If a comprehensive study comes to fruition, it could be the most elaborate look at Nevada’s tax structure since 1990 when the Legislature funded a similar analysis.

“We need to look at what our future funding sources are going to be,” said Rogers, who took heat recently for resisting demands by Gov. Jim Gibbons to trim a request for $52 million in new education funding by 60 percent. “As they exist now, they are not adequate.”

A Nevada tax study could quantify how much the state depends on visitors for gambling and sales taxes and could result in recommendations to shift more of the tax burden to other businesses or even individuals, something unpopular in a state with no personal or corporate income taxes.

“There is tweaking I would do.
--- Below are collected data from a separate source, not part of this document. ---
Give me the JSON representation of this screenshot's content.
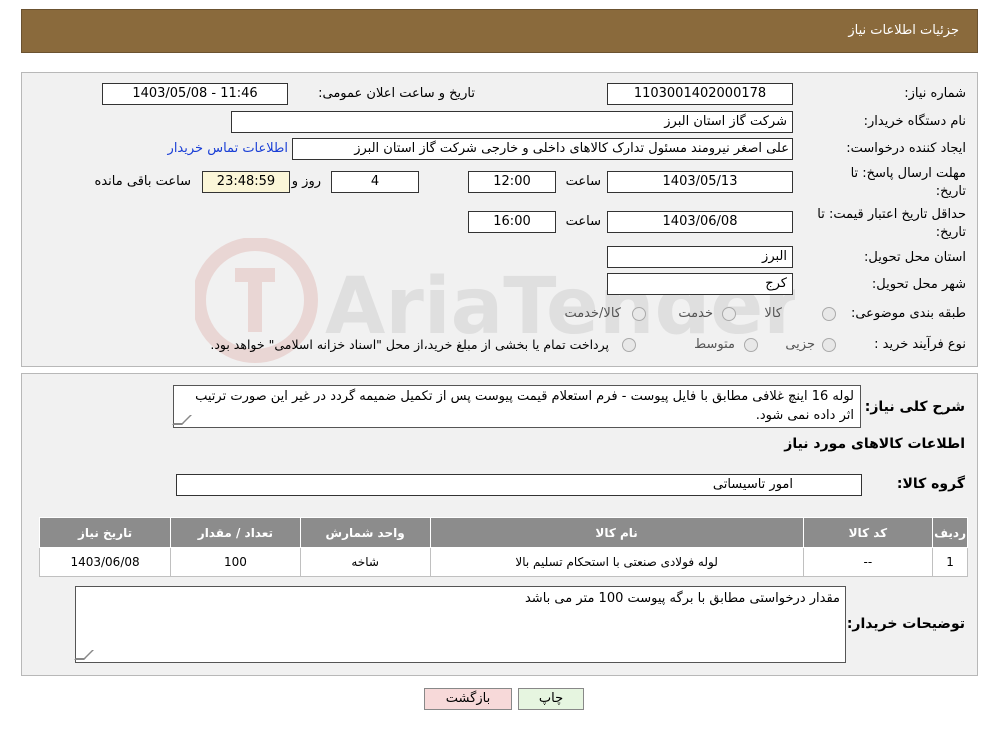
{
  "header": {
    "title": "جزئیات اطلاعات نیاز"
  },
  "form": {
    "need_number_label": "شماره نیاز:",
    "need_number": "1103001402000178",
    "announce_label": "تاریخ و ساعت اعلان عمومی:",
    "announce_value": "1403/05/08 - 11:46",
    "buyer_org_label": "نام دستگاه خریدار:",
    "buyer_org": "شرکت گاز استان البرز",
    "creator_label": "ایجاد کننده درخواست:",
    "creator": "علی اصغر نیرومند مسئول تدارک کالاهای داخلی و خارجی شرکت گاز استان البرز",
    "contact_link": "اطلاعات تماس خریدار",
    "reply_deadline_label_1": "مهلت ارسال پاسخ: تا",
    "reply_deadline_label_2": "تاریخ:",
    "reply_date": "1403/05/13",
    "time_label": "ساعت",
    "reply_time": "12:00",
    "days_value": "4",
    "days_label": "روز و",
    "remaining_time": "23:48:59",
    "remaining_label": "ساعت باقی مانده",
    "validity_label_1": "حداقل تاریخ اعتبار قیمت: تا",
    "validity_label_2": "تاریخ:",
    "validity_date": "1403/06/08",
    "validity_time": "16:00",
    "province_label": "استان محل تحویل:",
    "province": "البرز",
    "city_label": "شهر محل تحویل:",
    "city": "کرج",
    "category_label": "طبقه بندی موضوعی:",
    "category_options": [
      "کالا",
      "خدمت",
      "کالا/خدمت"
    ],
    "process_label": "نوع فرآیند خرید :",
    "process_options": [
      "جزیی",
      "متوسط"
    ],
    "process_note": "پرداخت تمام یا بخشی از مبلغ خرید،از محل \"اسناد خزانه اسلامی\" خواهد بود."
  },
  "summary": {
    "label": "شرح کلی نیاز:",
    "text": "لوله 16 اینچ غلافی مطابق با فایل پیوست - فرم استعلام قیمت پیوست پس از تکمیل ضمیمه گردد در غیر این صورت ترتیب اثر داده نمی شود.",
    "items_title": "اطلاعات کالاهای مورد نیاز",
    "group_label": "گروه کالا:",
    "group_value": "امور تاسیساتی"
  },
  "table": {
    "headers": [
      "ردیف",
      "کد کالا",
      "نام کالا",
      "واحد شمارش",
      "تعداد / مقدار",
      "تاریخ نیاز"
    ],
    "rows": [
      [
        "1",
        "--",
        "لوله فولادی صنعتی با استحکام تسلیم بالا",
        "شاخه",
        "100",
        "1403/06/08"
      ]
    ]
  },
  "buyer_notes": {
    "label": "توضیحات خریدار:",
    "text": "مقدار درخواستی مطابق با برگه پیوست 100 متر می باشد"
  },
  "buttons": {
    "print": "چاپ",
    "back": "بازگشت"
  },
  "watermark": {
    "text": "AriaTender.neT"
  },
  "colors": {
    "header_bg": "#8a6a3c",
    "table_header": "#8c8c8c",
    "link": "#1a3fd6",
    "back_btn": "#f7d9d9",
    "print_btn": "#e6f5e0"
  }
}
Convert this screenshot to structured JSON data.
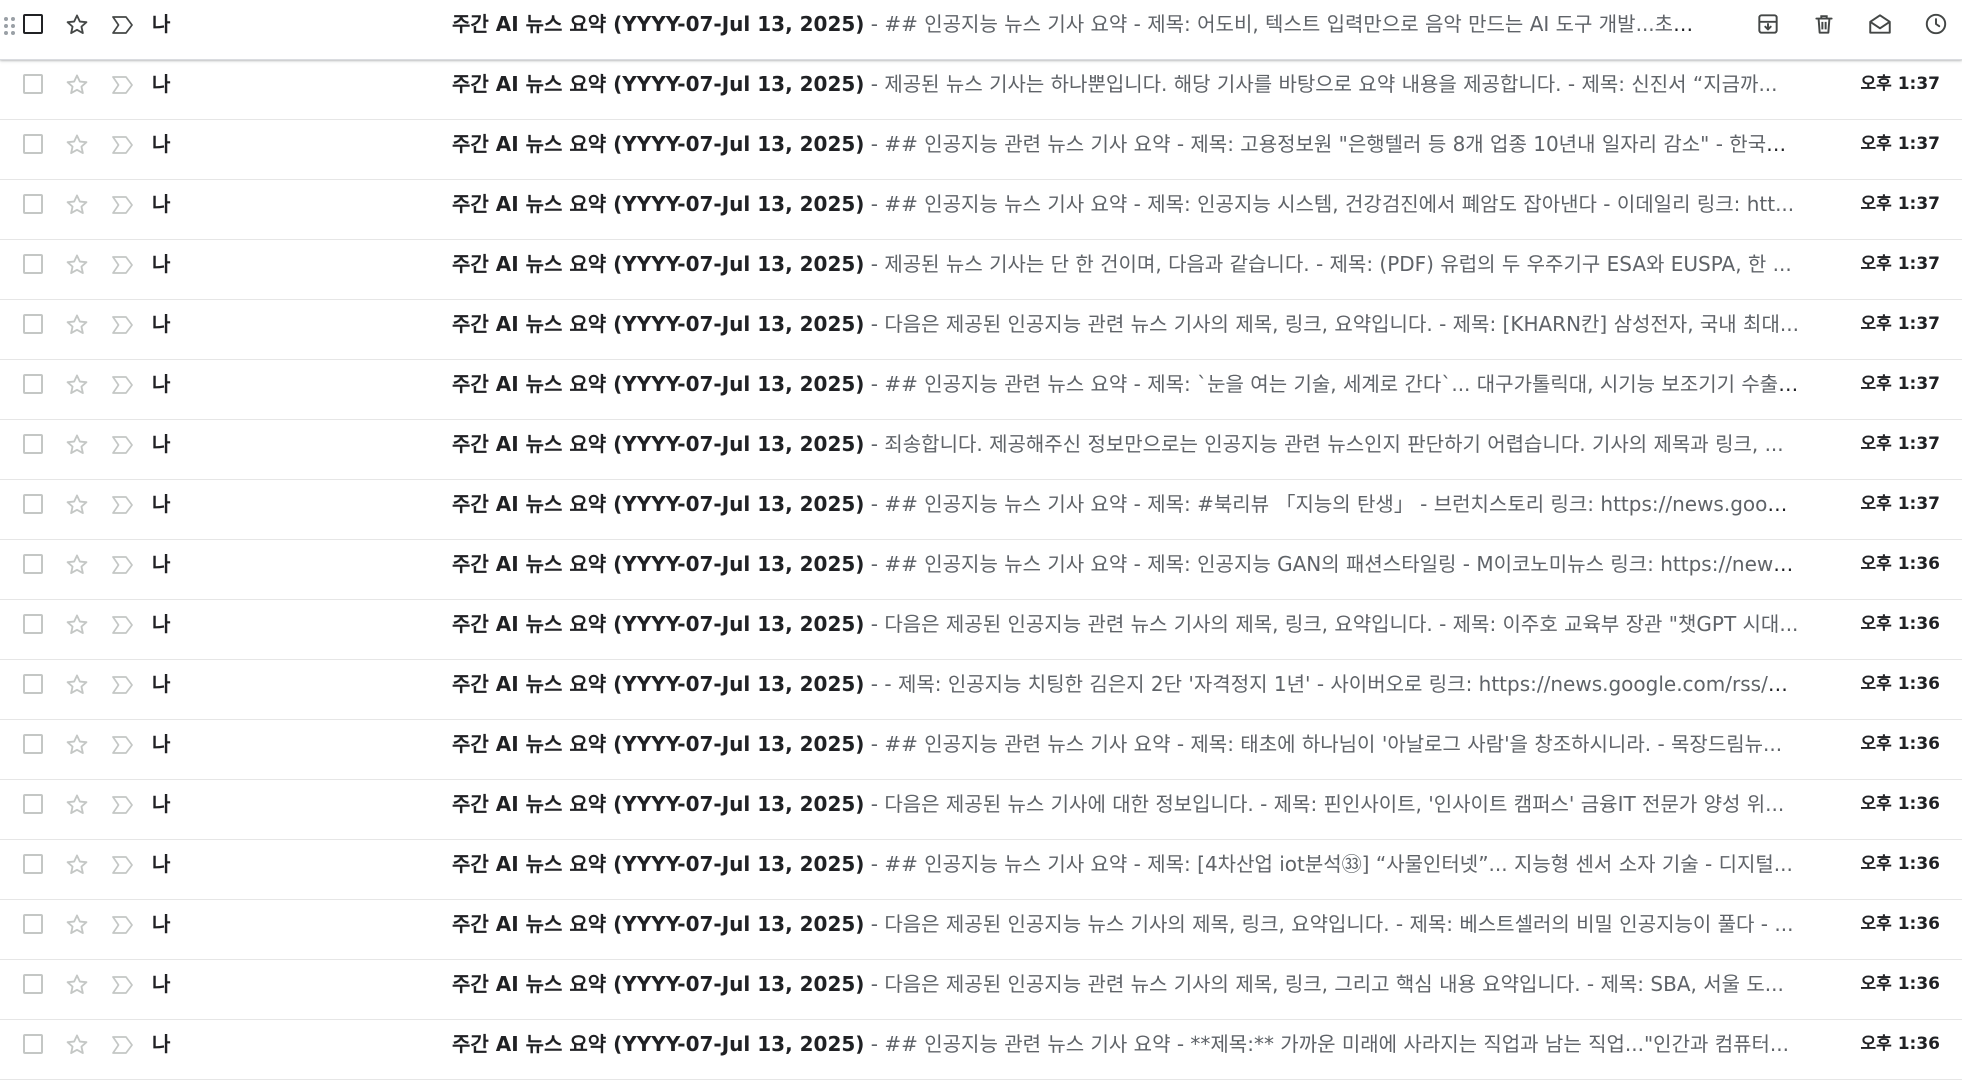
{
  "colors": {
    "icon": "#444746",
    "icon_light": "#c4c7c5",
    "text_primary": "#202124",
    "text_secondary": "#5f6368",
    "divider": "#e6e6e6"
  },
  "hover_actions": {
    "archive": "archive-icon",
    "delete": "trash-icon",
    "mark_read": "envelope-open-icon",
    "snooze": "clock-icon"
  },
  "emails": [
    {
      "sender": "나",
      "subject": "주간 AI 뉴스 요약 (YYYY-07-Jul 13, 2025)",
      "separator": " - ",
      "snippet": "## 인공지능 뉴스 기사 요약 - 제목: 어도비, 텍스트 입력만으로 음악 만드는 AI 도구 개발...초보...",
      "time": "",
      "hovered": true
    },
    {
      "sender": "나",
      "subject": "주간 AI 뉴스 요약 (YYYY-07-Jul 13, 2025)",
      "separator": " - ",
      "snippet": "제공된 뉴스 기사는 하나뿐입니다. 해당 기사를 바탕으로 요약 내용을 제공합니다. - 제목: 신진서 “지금까...",
      "time": "오후 1:37"
    },
    {
      "sender": "나",
      "subject": "주간 AI 뉴스 요약 (YYYY-07-Jul 13, 2025)",
      "separator": " - ",
      "snippet": "## 인공지능 관련 뉴스 기사 요약 - 제목: 고용정보원 \"은행텔러 등 8개 업종 10년내 일자리 감소\" - 한국일...",
      "time": "오후 1:37"
    },
    {
      "sender": "나",
      "subject": "주간 AI 뉴스 요약 (YYYY-07-Jul 13, 2025)",
      "separator": " - ",
      "snippet": "## 인공지능 뉴스 기사 요약 - 제목: 인공지능 시스템, 건강검진에서 폐암도 잡아낸다 - 이데일리 링크: htt...",
      "time": "오후 1:37"
    },
    {
      "sender": "나",
      "subject": "주간 AI 뉴스 요약 (YYYY-07-Jul 13, 2025)",
      "separator": " - ",
      "snippet": "제공된 뉴스 기사는 단 한 건이며, 다음과 같습니다. - 제목: (PDF) 유럽의 두 우주기구 ESA와 EUSPA, 한 ...",
      "time": "오후 1:37"
    },
    {
      "sender": "나",
      "subject": "주간 AI 뉴스 요약 (YYYY-07-Jul 13, 2025)",
      "separator": " - ",
      "snippet": "다음은 제공된 인공지능 관련 뉴스 기사의 제목, 링크, 요약입니다. - 제목: [KHARN칸] 삼성전자, 국내 최대...",
      "time": "오후 1:37"
    },
    {
      "sender": "나",
      "subject": "주간 AI 뉴스 요약 (YYYY-07-Jul 13, 2025)",
      "separator": " - ",
      "snippet": "## 인공지능 관련 뉴스 요약 - 제목: `눈을 여는 기술, 세계로 간다`... 대구가톨릭대, 시기능 보조기기 수출 ...",
      "time": "오후 1:37"
    },
    {
      "sender": "나",
      "subject": "주간 AI 뉴스 요약 (YYYY-07-Jul 13, 2025)",
      "separator": " - ",
      "snippet": "죄송합니다. 제공해주신 정보만으로는 인공지능 관련 뉴스인지 판단하기 어렵습니다. 기사의 제목과 링크, ...",
      "time": "오후 1:37"
    },
    {
      "sender": "나",
      "subject": "주간 AI 뉴스 요약 (YYYY-07-Jul 13, 2025)",
      "separator": " - ",
      "snippet": "## 인공지능 뉴스 기사 요약 - 제목: #북리뷰 「지능의 탄생」 - 브런치스토리 링크: https://news.google...",
      "time": "오후 1:37"
    },
    {
      "sender": "나",
      "subject": "주간 AI 뉴스 요약 (YYYY-07-Jul 13, 2025)",
      "separator": " - ",
      "snippet": "## 인공지능 뉴스 기사 요약 - 제목: 인공지능 GAN의 패션스타일링 - M이코노미뉴스 링크: https://news....",
      "time": "오후 1:36"
    },
    {
      "sender": "나",
      "subject": "주간 AI 뉴스 요약 (YYYY-07-Jul 13, 2025)",
      "separator": " - ",
      "snippet": "다음은 제공된 인공지능 관련 뉴스 기사의 제목, 링크, 요약입니다. - 제목: 이주호 교육부 장관 \"챗GPT 시대...",
      "time": "오후 1:36"
    },
    {
      "sender": "나",
      "subject": "주간 AI 뉴스 요약 (YYYY-07-Jul 13, 2025)",
      "separator": " - ",
      "snippet": "- 제목: 인공지능 치팅한 김은지 2단 '자격정지 1년' - 사이버오로 링크: https://news.google.com/rss/arti...",
      "time": "오후 1:36"
    },
    {
      "sender": "나",
      "subject": "주간 AI 뉴스 요약 (YYYY-07-Jul 13, 2025)",
      "separator": " - ",
      "snippet": "## 인공지능 관련 뉴스 기사 요약 - 제목: 태초에 하나님이 '아날로그 사람'을 창조하시니라. - 목장드림뉴...",
      "time": "오후 1:36"
    },
    {
      "sender": "나",
      "subject": "주간 AI 뉴스 요약 (YYYY-07-Jul 13, 2025)",
      "separator": " - ",
      "snippet": "다음은 제공된 뉴스 기사에 대한 정보입니다. - 제목: 핀인사이트, '인사이트 캠퍼스' 금융IT 전문가 양성 위...",
      "time": "오후 1:36"
    },
    {
      "sender": "나",
      "subject": "주간 AI 뉴스 요약 (YYYY-07-Jul 13, 2025)",
      "separator": " - ",
      "snippet": "## 인공지능 뉴스 기사 요약 - 제목: [4차산업 iot분석㉝] “사물인터넷”... 지능형 센서 소자 기술 - 디지털...",
      "time": "오후 1:36"
    },
    {
      "sender": "나",
      "subject": "주간 AI 뉴스 요약 (YYYY-07-Jul 13, 2025)",
      "separator": " - ",
      "snippet": "다음은 제공된 인공지능 뉴스 기사의 제목, 링크, 요약입니다. - 제목: 베스트셀러의 비밀 인공지능이 풀다 - ...",
      "time": "오후 1:36"
    },
    {
      "sender": "나",
      "subject": "주간 AI 뉴스 요약 (YYYY-07-Jul 13, 2025)",
      "separator": " - ",
      "snippet": "다음은 제공된 인공지능 관련 뉴스 기사의 제목, 링크, 그리고 핵심 내용 요약입니다. - 제목: SBA, 서울 도...",
      "time": "오후 1:36"
    },
    {
      "sender": "나",
      "subject": "주간 AI 뉴스 요약 (YYYY-07-Jul 13, 2025)",
      "separator": " - ",
      "snippet": "## 인공지능 관련 뉴스 기사 요약 - **제목:** 가까운 미래에 사라지는 직업과 남는 직업...\"인간과 컴퓨터...",
      "time": "오후 1:36"
    }
  ]
}
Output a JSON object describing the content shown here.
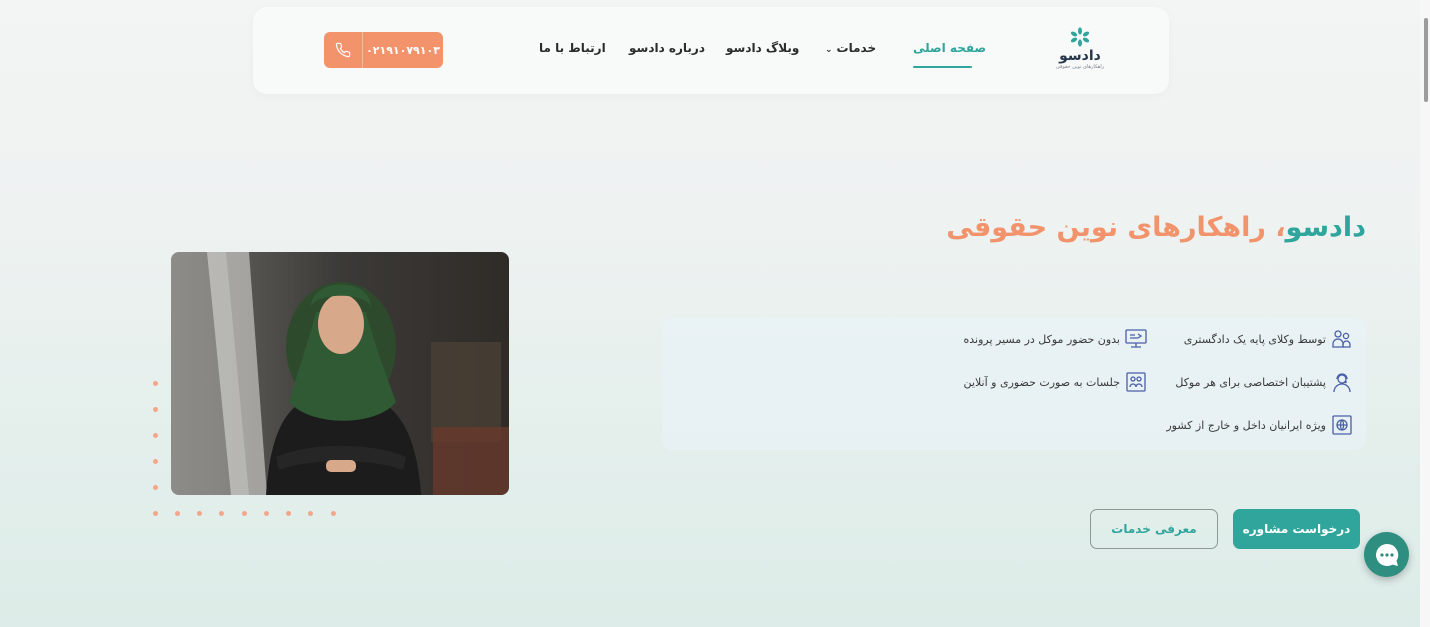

I would not make wholesale changes,” said Carole Vilardo, president of the Nevada Taxpayers Association. “The thing I want to see is more efficiency in the expenditures.”

In addition to constraints on Nevada’s colleges and universities, the state’s residents are coping with congested roads, crowded prisons and public health that ranks in the bottom tier of states.

Earlier this week Gibbons, who campaigned on a promise to reject tax increases, suggested diverting hotel room tax money from the Las Vegas Convention and Visitors Authority to a highway fund.

Gibbons’ proposal also included shifting 8 percent of the live entertainment tax, another tax that falls heavily on the casino industry, into the roads fund.

Those ideas prompted howls from most major resort operators for the state to look someplace else for money. The resort people say Nevada’s economy and infrastructure are growing too large and diverse for the gambling industry to support without more help from other businesses.

MGM Mirage spokesman Alan Feldman said nongaming businesses that benefit from Nevada’s low-tax environment aren’t passing savings to residents.

“Every single one of them pay taxes in every single state that neighbors Nevada, and they don’t charge Nevadans one penny less for the goods and services they sell here,” Feldman said.

But Feldman was skeptical that a study would help. “Our Legislature routinely ignores them,” he said.

“We’ve studied taxes over and over and over again.”

Making a comprehensive analysis of Nevada’s needs and resources wouldn’t be cheap. Rogers said he’s willing to contribute “a couple hundred thousand” dollars. But the cost probably would exceed $1 million, said Robert Ebel, editor of the 1990 study who went on to work at the World Bank and is now chief economist for the District of Columbia. Ebel said a 1998 study in the district cost $1.1 million.

“I’m very pleased to hear they might be looking at this again,” Ebel said.

“It is a very different state than when we wrote the study.”